Oh what a tangled web we weave when first we flatter to deceive. Kantor picked up the dead suit of skin once more, turning it over in his hand
s. He found the face. He recognised the donor. He would not mourn the man. He would, however, make good use of his remains, crafting a book of blood and magic to rival anything seen in millennia. He also knew exactly which ensorcellment he would refine and record first: Diabolisch Leichnam.
“I am expecting great things of you, don’t disappoint me, my pet. I don’t handle disappointment well.” With that, Konrad left him.
Nevin looked at his hands. They were covered in blood. He was trembling, not with fear, but with exhilaration. The time was ripe. Konrad had given him the excuse he needed to assemble the incantations that he had already begun secreting in various hidey-holes. He laid his hands down flat on the table.

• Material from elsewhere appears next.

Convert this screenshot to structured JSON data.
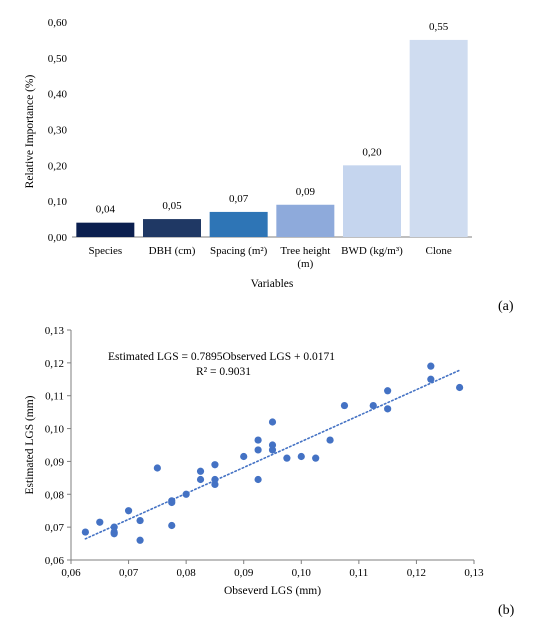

Let the madman posture, he thought bitterly. Give the fool his day, for tomorrow is mine.
That was the truth of it.
Nevin Kantor was a liar, and an accomplished one at that. It wasn’t Shyish that had guided his feet to Drakenhof Castle. Mannfred von Carstein, the true heir of Vlad’s Kingdom of the Dead, had bartered his life for servitude. When he could have struck Nevin Kantor down, he spared him, making a pact. It was Mannfred who owned his life, not Konrad. At Mannfred’s bidding, he bent and scraped to the lunatic, but he did not serve him. He had bought his life with a single promise: that he would infiltrate the court of the mad count and pave the way for Mannfred’s return. Let the others fight and swagger, and ultimately destroy each other, Mannfred’s words echoed in his mind. They are a devious backstabbing bunch of degenerates incapable of seeing the long game. Let them destroy themselves, and when the time is right, when all is said and done, then I shall return, not a moment before. You are to be my eyes and ears in the madman’s court. Serve me well and you will be rewarded; fail me and we will finish what we started here today.